With another record breaking freshmen class and ever-growing complaints about the lack of available parking, the University of Indianapolis is taking action on the issues with parking around campus.
According to Vice President for Student & Campus Affairs and Dean of Students Kory Vitangeli, the university has had a long term parking committee. Director of Grounds Dusty Bodart said he has been on the committee for a few years in which time he has analyzed lot allocations to see where the biggest needs for parking are and where more parking can be added. Bodart said, this May, the university tasked a parking committee with digging deeper into parking at UIndy to find a solution that would be more convenient for everyone. During the parking discussions faculty and staff from various areas around campus were included so that everyone could be represented.
The system that the university decided to use still consists of the standard color tags: green for faculty and staff, red for residential students, yellow for commuters and gray for those who live in campus apartments, however lots will be assigned differently than in the past.
Faculty and staff will be given a letter on their parking tag that indicates the lots they are able to park in, determined by the building that they work in. More parking spaces have also been added around campus, including 28 spots near the North side residence and about 65 spots near athletic development. In October, 86 spots will open up for freshman living in south side residence halls.
UIndy has also secured the use of a new satellite parking lot at Landmark Baptist Church on Hanna Avenue, near the Hanna One Stop. Bodart said the lot is an easily walkable distance from campus and is one third of a mile from the Health Pavilion. Shuttles will also run to and from campus approximately every 15 minutes.
“I’m hoping people form a habit of parking there and going there for parking,” he said. “It seems habits are formed on parking really quickly…. I know it’ll be easier to find a spot there than on campus so depending on the time of day.
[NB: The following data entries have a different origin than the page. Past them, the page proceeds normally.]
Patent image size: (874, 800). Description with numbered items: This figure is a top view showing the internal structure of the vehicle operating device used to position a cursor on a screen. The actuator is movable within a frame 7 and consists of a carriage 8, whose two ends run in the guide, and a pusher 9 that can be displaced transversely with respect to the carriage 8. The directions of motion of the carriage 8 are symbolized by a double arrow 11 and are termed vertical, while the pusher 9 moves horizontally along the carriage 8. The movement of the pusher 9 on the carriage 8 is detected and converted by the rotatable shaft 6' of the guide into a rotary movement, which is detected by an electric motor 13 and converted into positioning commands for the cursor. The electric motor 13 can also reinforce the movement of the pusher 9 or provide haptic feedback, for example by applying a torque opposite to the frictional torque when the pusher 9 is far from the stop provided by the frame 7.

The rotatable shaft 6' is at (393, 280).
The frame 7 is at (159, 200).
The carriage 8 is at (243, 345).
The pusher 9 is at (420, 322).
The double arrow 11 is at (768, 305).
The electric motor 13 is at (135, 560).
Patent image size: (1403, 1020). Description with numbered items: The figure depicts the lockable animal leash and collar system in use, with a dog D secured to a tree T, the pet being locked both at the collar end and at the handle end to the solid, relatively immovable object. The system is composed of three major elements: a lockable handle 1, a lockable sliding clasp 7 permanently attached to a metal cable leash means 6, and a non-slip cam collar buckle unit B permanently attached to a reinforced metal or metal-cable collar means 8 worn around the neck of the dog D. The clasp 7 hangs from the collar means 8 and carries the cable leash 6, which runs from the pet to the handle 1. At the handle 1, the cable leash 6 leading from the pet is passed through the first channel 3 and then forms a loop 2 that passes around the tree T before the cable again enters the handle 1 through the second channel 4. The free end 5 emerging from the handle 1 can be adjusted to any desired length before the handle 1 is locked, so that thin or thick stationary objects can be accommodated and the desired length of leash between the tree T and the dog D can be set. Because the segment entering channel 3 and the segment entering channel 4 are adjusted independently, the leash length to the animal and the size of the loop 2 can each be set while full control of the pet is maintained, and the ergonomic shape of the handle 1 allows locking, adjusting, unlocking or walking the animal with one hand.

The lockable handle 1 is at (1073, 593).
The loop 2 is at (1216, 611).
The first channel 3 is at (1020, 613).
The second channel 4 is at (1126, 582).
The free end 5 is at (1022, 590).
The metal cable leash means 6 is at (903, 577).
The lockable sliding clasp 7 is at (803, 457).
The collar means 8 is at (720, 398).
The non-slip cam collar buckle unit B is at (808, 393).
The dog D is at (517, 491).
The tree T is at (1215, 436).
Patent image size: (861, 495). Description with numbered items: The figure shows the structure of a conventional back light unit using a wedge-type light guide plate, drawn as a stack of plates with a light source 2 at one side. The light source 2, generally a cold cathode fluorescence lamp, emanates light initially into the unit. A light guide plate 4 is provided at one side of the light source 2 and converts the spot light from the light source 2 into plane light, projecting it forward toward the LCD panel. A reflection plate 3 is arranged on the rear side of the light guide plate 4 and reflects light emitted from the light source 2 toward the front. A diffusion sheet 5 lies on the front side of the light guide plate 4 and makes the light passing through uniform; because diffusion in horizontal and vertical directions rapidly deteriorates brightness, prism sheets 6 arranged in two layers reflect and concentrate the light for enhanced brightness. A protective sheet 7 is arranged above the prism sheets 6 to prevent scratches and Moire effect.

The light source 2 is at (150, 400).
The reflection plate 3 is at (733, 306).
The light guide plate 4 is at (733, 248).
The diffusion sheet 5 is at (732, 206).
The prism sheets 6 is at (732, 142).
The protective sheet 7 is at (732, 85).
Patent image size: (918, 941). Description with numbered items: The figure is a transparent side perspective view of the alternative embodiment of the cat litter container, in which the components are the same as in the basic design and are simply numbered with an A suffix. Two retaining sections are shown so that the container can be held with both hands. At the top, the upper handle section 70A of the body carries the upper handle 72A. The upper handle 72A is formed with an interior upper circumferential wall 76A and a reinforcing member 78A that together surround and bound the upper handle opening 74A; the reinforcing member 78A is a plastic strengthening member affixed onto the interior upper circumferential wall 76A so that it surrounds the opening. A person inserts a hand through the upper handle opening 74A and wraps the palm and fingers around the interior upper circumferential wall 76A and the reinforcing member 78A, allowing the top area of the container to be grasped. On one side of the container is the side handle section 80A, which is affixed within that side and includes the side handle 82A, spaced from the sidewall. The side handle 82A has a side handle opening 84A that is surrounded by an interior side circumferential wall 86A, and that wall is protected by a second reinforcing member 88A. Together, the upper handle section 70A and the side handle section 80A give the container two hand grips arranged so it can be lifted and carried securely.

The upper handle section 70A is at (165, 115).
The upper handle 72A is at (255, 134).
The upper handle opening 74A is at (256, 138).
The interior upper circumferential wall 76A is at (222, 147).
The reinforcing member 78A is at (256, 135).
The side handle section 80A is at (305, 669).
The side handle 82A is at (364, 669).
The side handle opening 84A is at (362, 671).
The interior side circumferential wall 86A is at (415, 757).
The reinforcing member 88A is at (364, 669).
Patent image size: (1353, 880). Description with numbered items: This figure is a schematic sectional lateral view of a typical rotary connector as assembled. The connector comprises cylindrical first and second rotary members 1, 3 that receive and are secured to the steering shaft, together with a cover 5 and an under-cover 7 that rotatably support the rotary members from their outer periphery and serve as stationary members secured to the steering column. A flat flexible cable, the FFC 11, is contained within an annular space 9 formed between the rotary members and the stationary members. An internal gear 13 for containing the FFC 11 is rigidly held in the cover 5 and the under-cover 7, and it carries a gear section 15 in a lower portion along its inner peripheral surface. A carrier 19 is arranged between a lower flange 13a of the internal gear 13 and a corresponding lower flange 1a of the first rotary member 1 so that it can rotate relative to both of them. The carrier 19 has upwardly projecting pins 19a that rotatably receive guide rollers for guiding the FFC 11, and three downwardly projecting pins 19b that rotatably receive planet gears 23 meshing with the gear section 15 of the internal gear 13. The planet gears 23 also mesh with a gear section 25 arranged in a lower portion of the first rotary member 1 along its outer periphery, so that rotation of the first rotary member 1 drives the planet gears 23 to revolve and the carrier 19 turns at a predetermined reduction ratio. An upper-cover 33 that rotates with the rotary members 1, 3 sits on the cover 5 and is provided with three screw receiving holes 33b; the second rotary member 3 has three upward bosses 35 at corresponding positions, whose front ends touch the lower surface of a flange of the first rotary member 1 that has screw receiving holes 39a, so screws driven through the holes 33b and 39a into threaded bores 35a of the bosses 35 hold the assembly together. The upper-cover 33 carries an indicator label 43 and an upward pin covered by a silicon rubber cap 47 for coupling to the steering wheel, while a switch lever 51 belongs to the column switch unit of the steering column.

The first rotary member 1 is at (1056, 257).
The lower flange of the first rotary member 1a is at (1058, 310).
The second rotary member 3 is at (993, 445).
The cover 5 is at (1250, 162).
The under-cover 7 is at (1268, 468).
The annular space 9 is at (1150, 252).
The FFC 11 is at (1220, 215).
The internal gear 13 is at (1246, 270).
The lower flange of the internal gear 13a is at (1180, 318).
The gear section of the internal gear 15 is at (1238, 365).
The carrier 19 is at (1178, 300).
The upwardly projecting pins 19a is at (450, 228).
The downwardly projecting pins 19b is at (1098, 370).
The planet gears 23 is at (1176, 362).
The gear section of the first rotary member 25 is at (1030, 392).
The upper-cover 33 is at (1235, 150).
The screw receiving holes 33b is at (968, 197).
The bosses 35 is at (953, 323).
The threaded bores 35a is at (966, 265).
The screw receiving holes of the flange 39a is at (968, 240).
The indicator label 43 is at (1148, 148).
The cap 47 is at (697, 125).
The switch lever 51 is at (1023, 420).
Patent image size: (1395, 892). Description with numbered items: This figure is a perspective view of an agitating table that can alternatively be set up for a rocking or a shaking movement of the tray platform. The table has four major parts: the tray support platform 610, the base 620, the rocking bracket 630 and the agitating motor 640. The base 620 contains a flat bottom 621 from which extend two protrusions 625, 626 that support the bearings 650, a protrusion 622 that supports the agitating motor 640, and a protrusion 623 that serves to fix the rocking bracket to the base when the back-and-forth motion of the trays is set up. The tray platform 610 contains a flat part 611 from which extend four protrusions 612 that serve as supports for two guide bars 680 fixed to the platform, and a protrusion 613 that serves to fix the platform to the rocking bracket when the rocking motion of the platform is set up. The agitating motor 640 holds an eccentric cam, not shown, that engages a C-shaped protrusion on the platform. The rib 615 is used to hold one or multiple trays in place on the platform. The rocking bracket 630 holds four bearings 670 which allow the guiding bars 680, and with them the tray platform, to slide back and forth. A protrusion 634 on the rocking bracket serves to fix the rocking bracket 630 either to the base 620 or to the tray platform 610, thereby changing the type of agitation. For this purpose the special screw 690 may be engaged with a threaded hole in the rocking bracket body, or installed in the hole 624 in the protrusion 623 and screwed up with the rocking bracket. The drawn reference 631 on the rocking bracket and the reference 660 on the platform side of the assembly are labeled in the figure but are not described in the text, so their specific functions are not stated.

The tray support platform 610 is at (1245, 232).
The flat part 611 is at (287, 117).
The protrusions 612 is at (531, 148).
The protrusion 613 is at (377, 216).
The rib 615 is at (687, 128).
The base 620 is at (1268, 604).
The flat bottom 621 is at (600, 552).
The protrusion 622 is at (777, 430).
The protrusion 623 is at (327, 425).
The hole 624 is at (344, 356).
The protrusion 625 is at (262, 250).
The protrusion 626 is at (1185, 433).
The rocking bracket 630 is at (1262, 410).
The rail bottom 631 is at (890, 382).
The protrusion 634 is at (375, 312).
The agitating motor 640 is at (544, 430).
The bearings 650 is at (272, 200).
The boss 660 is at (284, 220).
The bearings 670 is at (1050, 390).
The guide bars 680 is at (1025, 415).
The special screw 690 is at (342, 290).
I hope people utilize it now that it’s closer.”
Vitangeli and Bodart said the goal of the changes was to improve parking and make it more convenient for everyone that comes to UIndy.
“We know parking has been a struggle,” Vitangeli said. “We’re not in a situation in terms of how our campus is situated where we can have one spot for every single person, so we want to make it the most convenient for faculty, staff and students as we can. So our hope is that everyone will feel more satisfied with parking across campus.”
In addition to the changes in parking locations, parking enforcement is also changing. Ticketing hours are 8 a.m. to 5 p.m. on weekdays. Ticket prices are increasing from $10 to $50 for regular spots and vehicles illegally parked in handicap spots will receive a $250 ticket. Chief of UIndy Police and Director of Campus Security David Selby said often it cost more to park downtown than to receive a ticket on campus, so by raising the price they hope to discourage people from illegally parking. This year, UIndy Police will also be able to write tickets for vehicles parked in the neighborhoods surrounding campus.
According to Selby, UIndy police have also acquired a new software system called T2 that has been used by Indiana University for many years. T2 will allow people to register for parking passes online, as well as check their outstanding tickets and balances. It will also make campus police’s job easier and allow them to scan the vehicles information using an iPad and print the ticket on site. Selby said this will mean they can move across campus more quickly and be more efficient. With this, they are also planning to hire two part-time traffic enforcers.
Our hope is that everyone will feel more satisfied with parking across campus.
“We had to prioritize everything every day. It’s more important if you call and need something [that we can be there] than it is to write a ticket, I mean that’s what cops do,” Selby said. “So the traffic enforcement people, their sole mission will be going out there and monitoring the parking lot, writing tickets when they need to and if cars need towed then they will call for that.”
Both of these changes will go into effect second semester. This semester, students and staff can pick up their parking passes in Schwitzer Student Center, the Health Pavilion lobby or Esch Hall Lobby from Aug. 27 to Sept. 7. To obtain the pass, bring a university ID, license number and expiration date and the make and model of the car.
“It’s going to be a process that’s going to take longer so we wanted to provide multiple locations because we’re going to have to be checking the list to see where people live or work when we give out the permits,” Vitangeli said. “So really just trying to ease the transition for folks getting their permit.”
Bodart said he understands that while some people may welcome the changes, others may not, but that the goal was to make the system better for everyone on campus. Vitangeli said the university will be evaluating the changes throughout the fall semester and listening to feedback they receive but the system will remain the same for at least the fall semester. Questions, concerns and comments can be sent to email@example.com, an email address specifically for this purpose. According to Vitangeli, the university will address all of the questions and comments they receive and keep to a master log to review.
“I know it may not be your ideal place but it’s just as whole should make everything a little more convenient for people…” Bodart said. “The overall goal is to make it more convenient for everybody, from resident students to commuters to grad students to faculty and staff. We weren’t trying to play favorites we were just trying to make it convenient for as many people as we could.”